Here they coalesce into a seamless team. The story is told from their contrasting viewpoints, logically progressing from the trigger situation to the formal investigation. The lawyer and PI work to showcase the brother-keeper’s virtue, while the journalist and police attempt to connect the brother-keeper with later killings linked to the injury all those years ago, which change the dead boy’s demise from an assumed birth defect to actual murder.

Murder has no statute of limitations, so once the question is raised, officials are obliged to pursue the truth. Several suspects are either already dead or unaccounted for, making the dig for facts even tougher. Especially when the prime suspect himself is murdered under their noses.

Unlike more thriller-flavored novels that might wring the conflicts into melodrama, in this story the protagonists simply proceed from clue to clue in search of the truth regardless of personal motive.
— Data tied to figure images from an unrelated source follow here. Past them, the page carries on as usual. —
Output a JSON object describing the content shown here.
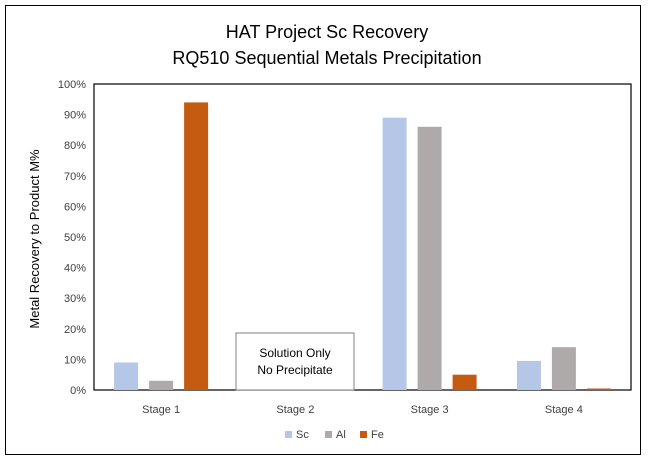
{
  "chart_data": {
    "type": "bar",
    "title_line1": "HAT Project Sc Recovery",
    "title_line2": "RQ510 Sequential Metals Precipitation",
    "xlabel": "",
    "ylabel": "Metal Recovery to Product M%",
    "ylim": [
      0,
      100
    ],
    "yticks": [
      "0%",
      "10%",
      "20%",
      "30%",
      "40%",
      "50%",
      "60%",
      "70%",
      "80%",
      "90%",
      "100%"
    ],
    "categories": [
      "Stage 1",
      "Stage 2",
      "Stage 3",
      "Stage 4"
    ],
    "series": [
      {
        "name": "Sc",
        "color": "#b4c7e7",
        "values": [
          9,
          0,
          89,
          9.5
        ]
      },
      {
        "name": "Al",
        "color": "#aeaaaa",
        "values": [
          3,
          0,
          86,
          14
        ]
      },
      {
        "name": "Fe",
        "color": "#c55a11",
        "values": [
          94,
          0,
          5,
          0.5
        ]
      }
    ],
    "annotation": {
      "line1": "Solution Only",
      "line2": "No Precipitate"
    },
    "legend_position": "bottom",
    "grid": false
  }
}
Each party uncovers information that they share with believable hesitation but timeliness, instead of withholding it to force tension. Tension itself is provided by the process of discovery.
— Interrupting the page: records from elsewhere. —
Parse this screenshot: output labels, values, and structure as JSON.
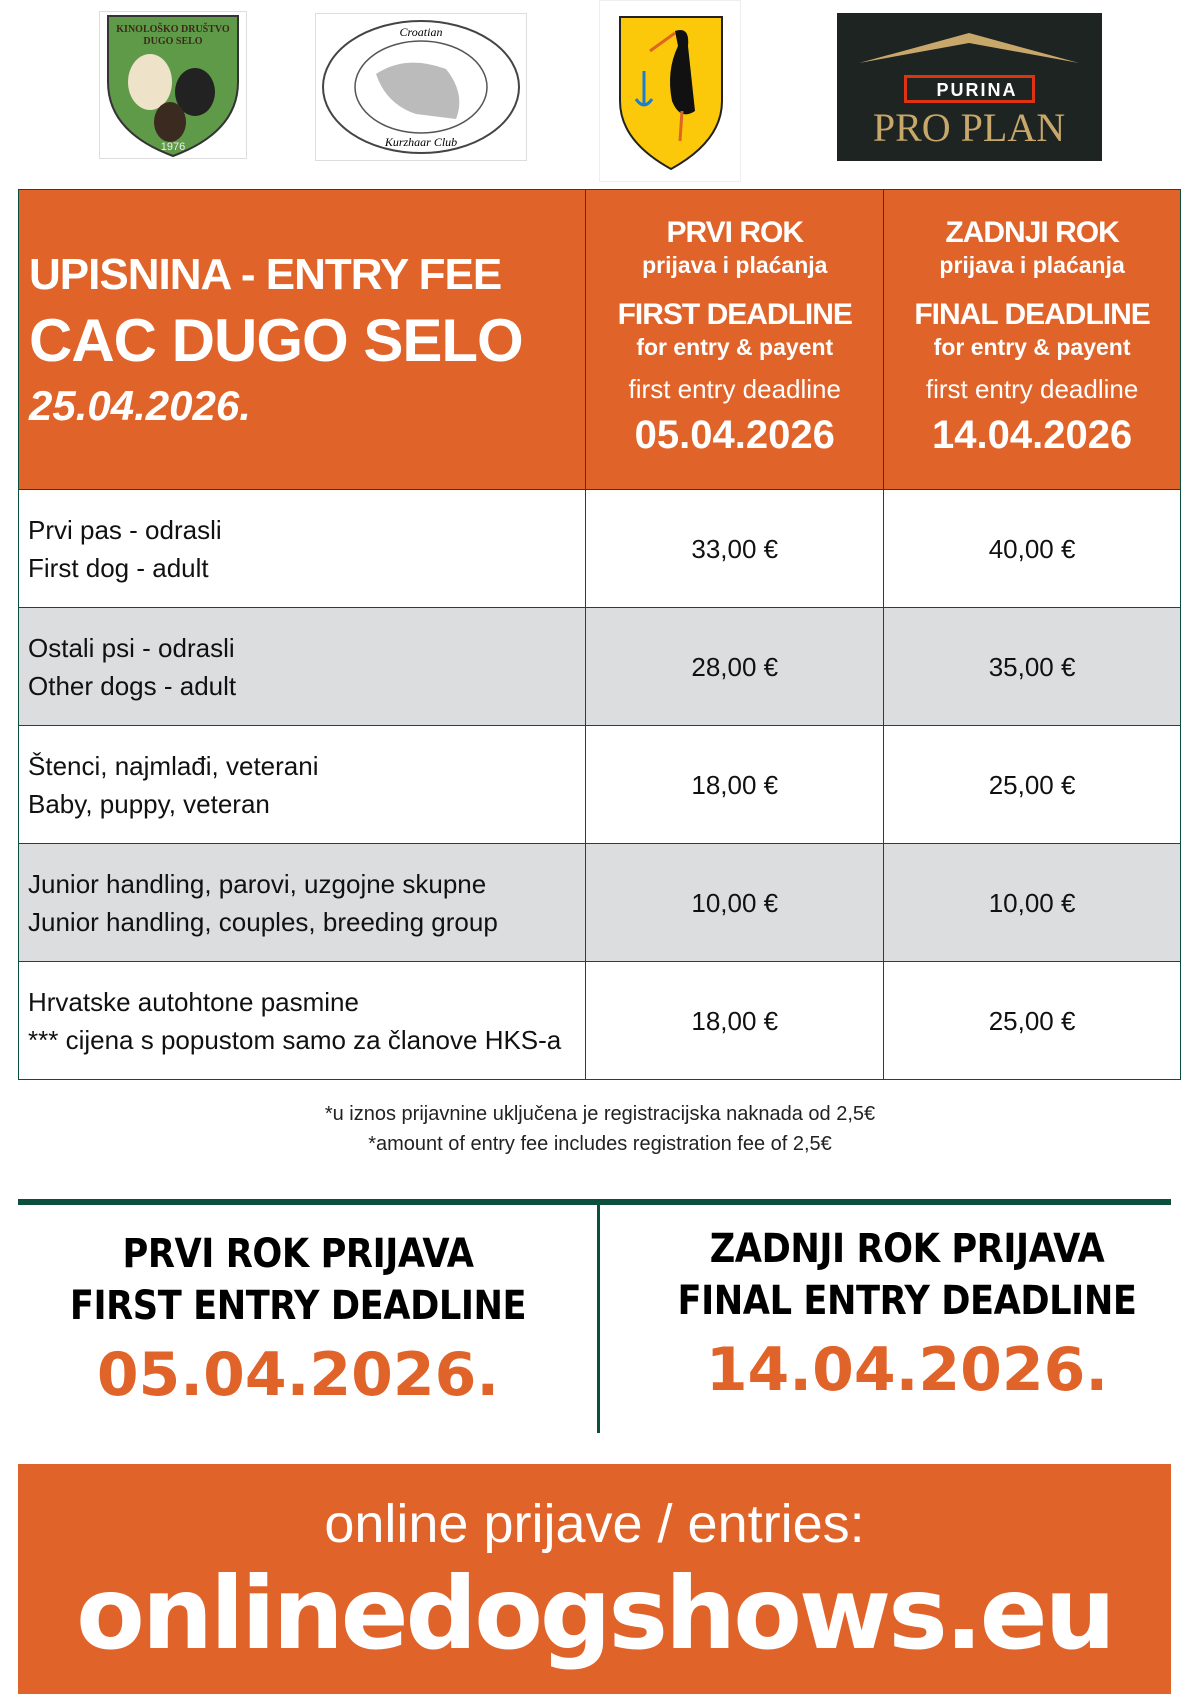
{
  "logos": {
    "club": "KINOLOŠKO DRUŠTVO DUGO SELO 1976",
    "kurzhaar": "Croatian Kurzhaar Club",
    "coat_of_arms": "Dugo Selo coat of arms",
    "sponsor": "PURINA PRO PLAN"
  },
  "colors": {
    "accent": "#e0632a",
    "border": "#0b4f3f",
    "row_alt": "#dcdddf"
  },
  "header": {
    "title1": "UPISNINA - ENTRY FEE",
    "title2": "CAC DUGO SELO",
    "date": "25.04.2026.",
    "col1": {
      "t1": "PRVI ROK",
      "s1": "prijava i plaćanja",
      "t2": "FIRST DEADLINE",
      "s2": "for entry & payent",
      "l": "first entry deadline",
      "d": "05.04.2026"
    },
    "col2": {
      "t1": "ZADNJI ROK",
      "s1": "prijava i plaćanja",
      "t2": "FINAL DEADLINE",
      "s2": "for entry & payent",
      "l": "first entry deadline",
      "d": "14.04.2026"
    }
  },
  "rows": [
    {
      "l1": "Prvi pas - odrasli",
      "l2": "First dog - adult",
      "first": "33,00 €",
      "final": "40,00 €"
    },
    {
      "l1": "Ostali psi - odrasli",
      "l2": "Other dogs - adult",
      "first": "28,00 €",
      "final": "35,00 €"
    },
    {
      "l1": "Štenci, najmlađi, veterani",
      "l2": "Baby, puppy, veteran",
      "first": "18,00 €",
      "final": "25,00 €"
    },
    {
      "l1": "Junior handling, parovi, uzgojne skupne",
      "l2": "Junior handling, couples, breeding group",
      "first": "10,00 €",
      "final": "10,00 €"
    },
    {
      "l1": "Hrvatske autohtone pasmine",
      "l2": "*** cijena s popustom samo za članove HKS-a",
      "first": "18,00 €",
      "final": "25,00 €"
    }
  ],
  "footnote": {
    "hr": "*u iznos prijavnine uključena je registracijska naknada od 2,5€",
    "en": "*amount of entry fee includes registration fee of 2,5€"
  },
  "deadlines": {
    "first": {
      "l1": "PRVI ROK PRIJAVA",
      "l2": "FIRST ENTRY DEADLINE",
      "d": "05.04.2026."
    },
    "final": {
      "l1": "ZADNJI ROK PRIJAVA",
      "l2": "FINAL ENTRY DEADLINE",
      "d": "14.04.2026."
    }
  },
  "online": {
    "label": "online prijave / entries:",
    "url": "onlinedogshows.eu"
  }
}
The author walks us through every step, making it fascinating instead of pedantic. The procedure forms the core of the story—to continue with the weaving analogy, the warp—while the side action forms the over-under woof that gives strength and completion to the whole.

Best yet from a reader’s standpoint, The Orphan’s Guilt is an excellent point to enter an established series. All the regulars are involved, with their page time  balanced evenly. Enough of their backstories are provided to understand who/when/where/what/why, meanwhile involving everyone in a brand-new scenario.